China also accounted for 32 per cent of the global total investment, followed by Europe at 21 per cent, the United States at 17 per cent, and Asia-Oceania (excluding China and India) at 15 per cent. Smaller shares were seen in India at 5 per cent, the Middle East and Africa at 5 per cent, the Americas (excluding Brazil and the United States) at 3 per cent and Brazil at 1 per cent.
If China is excluded, renewable energy investment in the developing world actually increased 6 per cent to USD 61.6 billion, a record high.
“When overall investment falls, it is easy to think we are moving backwards, but that is not the case,” Angus McCrone, Chief Editor at BloombergNEF, commented: “Renewable energy is getting less expensive and we are seeing a broadening of investment activity in wind and solar to more countries in Asia, Eastern Europe, and the Middle East and Africa.”
Investment in Europe jumped 39 per cent to USD 61.2 billion, the highest level in two years, driven largely by large on- and off-shore wind investments.
In the United States, investment edged up 1 per cent to USD 48.5 billion, the highest level since 2011, also driven by an increase in wind power financing.
Investment in the Asia-Pacific region (excluding China and India) increased 6 per cent to USD 44.2 billion, the highest level in three years, while the Middle East and Africa saw investment leap 57 per cent to a record USD 15.4 billion. However, in the Americas (excluding Brazil and the United States), investment declined 23 per cent (excluding large hydropower) to USD 9.8 billion.

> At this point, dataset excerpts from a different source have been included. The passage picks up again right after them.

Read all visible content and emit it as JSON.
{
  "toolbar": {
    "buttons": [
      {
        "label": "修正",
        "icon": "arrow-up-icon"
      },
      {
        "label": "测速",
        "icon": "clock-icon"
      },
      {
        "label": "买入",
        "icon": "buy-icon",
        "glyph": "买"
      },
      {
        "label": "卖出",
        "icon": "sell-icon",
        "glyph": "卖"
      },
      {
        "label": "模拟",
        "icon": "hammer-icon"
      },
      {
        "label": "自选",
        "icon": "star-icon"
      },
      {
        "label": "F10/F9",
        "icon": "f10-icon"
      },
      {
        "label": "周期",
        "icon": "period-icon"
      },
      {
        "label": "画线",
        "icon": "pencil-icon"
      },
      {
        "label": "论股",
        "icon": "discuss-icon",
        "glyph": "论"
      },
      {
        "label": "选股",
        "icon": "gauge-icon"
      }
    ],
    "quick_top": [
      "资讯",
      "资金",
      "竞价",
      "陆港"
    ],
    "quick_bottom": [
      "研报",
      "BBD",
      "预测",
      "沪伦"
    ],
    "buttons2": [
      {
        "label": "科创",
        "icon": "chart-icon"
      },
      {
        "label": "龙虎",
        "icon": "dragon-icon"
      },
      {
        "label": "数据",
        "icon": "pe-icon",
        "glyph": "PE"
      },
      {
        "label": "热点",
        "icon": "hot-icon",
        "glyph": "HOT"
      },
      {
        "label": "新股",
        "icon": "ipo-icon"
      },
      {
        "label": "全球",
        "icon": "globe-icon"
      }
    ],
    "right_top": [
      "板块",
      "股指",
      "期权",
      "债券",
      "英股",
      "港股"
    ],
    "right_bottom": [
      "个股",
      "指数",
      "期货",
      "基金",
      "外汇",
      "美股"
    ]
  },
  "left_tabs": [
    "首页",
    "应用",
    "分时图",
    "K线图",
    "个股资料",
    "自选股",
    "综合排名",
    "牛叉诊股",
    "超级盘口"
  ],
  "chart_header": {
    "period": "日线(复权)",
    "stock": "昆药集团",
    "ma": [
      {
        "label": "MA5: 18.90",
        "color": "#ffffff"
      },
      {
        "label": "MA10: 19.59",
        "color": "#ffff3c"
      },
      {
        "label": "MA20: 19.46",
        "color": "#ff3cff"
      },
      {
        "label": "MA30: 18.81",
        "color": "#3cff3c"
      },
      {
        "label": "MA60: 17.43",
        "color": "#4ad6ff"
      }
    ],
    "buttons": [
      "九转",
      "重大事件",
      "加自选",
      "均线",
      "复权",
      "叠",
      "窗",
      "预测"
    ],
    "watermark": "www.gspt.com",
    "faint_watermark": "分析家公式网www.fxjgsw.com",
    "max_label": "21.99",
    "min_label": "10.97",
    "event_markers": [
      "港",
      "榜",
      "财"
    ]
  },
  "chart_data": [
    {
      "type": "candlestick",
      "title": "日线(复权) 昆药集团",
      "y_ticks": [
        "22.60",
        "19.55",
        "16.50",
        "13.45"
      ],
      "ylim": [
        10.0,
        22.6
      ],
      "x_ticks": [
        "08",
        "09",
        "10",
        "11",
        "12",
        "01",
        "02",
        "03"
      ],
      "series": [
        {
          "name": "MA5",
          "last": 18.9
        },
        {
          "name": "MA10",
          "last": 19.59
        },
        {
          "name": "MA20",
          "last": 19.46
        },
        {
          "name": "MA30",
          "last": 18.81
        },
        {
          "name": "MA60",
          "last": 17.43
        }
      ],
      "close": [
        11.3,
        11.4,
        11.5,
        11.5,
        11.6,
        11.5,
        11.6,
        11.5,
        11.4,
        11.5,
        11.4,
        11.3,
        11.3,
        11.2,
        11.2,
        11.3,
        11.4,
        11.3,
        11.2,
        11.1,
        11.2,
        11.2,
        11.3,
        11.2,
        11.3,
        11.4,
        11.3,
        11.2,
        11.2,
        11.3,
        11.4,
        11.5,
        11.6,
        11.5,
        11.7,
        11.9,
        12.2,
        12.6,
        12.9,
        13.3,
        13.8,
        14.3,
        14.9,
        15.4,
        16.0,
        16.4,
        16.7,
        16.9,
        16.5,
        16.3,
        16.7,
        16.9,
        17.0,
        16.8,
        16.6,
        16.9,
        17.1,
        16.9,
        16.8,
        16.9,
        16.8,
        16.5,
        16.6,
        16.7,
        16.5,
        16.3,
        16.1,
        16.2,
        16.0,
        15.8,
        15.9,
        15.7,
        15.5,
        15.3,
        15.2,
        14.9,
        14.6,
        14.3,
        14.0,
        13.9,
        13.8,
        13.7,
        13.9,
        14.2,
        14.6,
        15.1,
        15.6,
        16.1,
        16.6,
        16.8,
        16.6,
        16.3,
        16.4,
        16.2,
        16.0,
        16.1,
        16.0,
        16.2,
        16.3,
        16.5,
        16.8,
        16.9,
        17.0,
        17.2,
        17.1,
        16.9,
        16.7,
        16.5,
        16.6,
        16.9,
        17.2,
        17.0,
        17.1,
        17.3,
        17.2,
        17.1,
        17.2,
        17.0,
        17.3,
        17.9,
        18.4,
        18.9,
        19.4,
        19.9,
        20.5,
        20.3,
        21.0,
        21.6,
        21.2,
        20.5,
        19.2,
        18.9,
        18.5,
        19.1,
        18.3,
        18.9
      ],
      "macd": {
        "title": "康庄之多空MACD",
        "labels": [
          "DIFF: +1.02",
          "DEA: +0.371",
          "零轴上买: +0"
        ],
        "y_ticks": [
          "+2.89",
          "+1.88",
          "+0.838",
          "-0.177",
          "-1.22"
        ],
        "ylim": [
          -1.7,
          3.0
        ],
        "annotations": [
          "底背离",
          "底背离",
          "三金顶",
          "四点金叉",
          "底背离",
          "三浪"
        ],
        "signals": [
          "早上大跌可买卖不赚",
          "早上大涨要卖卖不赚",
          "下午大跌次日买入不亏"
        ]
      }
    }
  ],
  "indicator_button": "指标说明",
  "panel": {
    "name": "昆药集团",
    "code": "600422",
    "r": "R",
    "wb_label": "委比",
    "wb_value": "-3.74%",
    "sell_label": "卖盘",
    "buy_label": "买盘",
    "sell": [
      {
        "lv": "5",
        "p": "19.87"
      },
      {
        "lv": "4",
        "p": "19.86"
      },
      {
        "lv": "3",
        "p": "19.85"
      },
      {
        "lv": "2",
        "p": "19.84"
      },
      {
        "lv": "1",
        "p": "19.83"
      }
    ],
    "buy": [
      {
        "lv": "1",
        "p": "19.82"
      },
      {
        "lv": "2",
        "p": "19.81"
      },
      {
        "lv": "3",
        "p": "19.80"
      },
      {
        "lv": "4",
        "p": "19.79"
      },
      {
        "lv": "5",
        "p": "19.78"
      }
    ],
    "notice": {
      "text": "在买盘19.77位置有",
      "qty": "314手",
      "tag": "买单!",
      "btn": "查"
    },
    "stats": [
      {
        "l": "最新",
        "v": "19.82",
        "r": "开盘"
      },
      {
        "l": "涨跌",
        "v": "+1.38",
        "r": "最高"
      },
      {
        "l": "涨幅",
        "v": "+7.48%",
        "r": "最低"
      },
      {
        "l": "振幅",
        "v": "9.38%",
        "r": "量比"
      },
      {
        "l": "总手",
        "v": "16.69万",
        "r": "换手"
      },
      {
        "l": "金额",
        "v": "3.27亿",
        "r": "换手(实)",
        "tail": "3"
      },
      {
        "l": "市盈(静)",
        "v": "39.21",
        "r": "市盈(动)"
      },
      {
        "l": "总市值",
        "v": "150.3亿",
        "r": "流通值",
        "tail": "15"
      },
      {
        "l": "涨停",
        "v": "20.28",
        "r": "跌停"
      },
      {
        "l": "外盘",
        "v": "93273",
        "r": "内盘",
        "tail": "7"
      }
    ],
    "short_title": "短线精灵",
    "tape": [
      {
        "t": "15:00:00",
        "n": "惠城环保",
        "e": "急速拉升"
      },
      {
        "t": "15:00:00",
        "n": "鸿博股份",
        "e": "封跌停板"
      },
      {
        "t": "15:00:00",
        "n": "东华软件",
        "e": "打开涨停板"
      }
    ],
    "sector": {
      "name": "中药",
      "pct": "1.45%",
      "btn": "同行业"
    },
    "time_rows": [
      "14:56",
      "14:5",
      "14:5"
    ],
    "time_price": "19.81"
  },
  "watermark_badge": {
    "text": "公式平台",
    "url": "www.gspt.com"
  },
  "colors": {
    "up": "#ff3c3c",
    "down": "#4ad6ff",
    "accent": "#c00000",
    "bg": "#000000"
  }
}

“It is reassuring to see investment growing in the US,” said Prof. Dr. Nils Stieglitz, President of Frankfurt School of Finance & Management, involved in the report, “Ironically, this renewables investment growth may in part be driven by projects rushing to qualify for the current tax-support scheme, which is due to expire in only a few years as chances for extension are currently quite low.”
A wealth of more detailed information on global investment in the financing of renewables in 2018 will be shared in the Global Trends in Renewable Energy Investment report, to be released in September ahead of the Global Climate Action summit of the UN Secretary-General. That report has been published every year since 2007. this year’s edition is co-funded by the German Federal Ministry for the Environment, Nature Conservation and Nuclear Safety. It will feature a look back on a decade of renewable energy investment.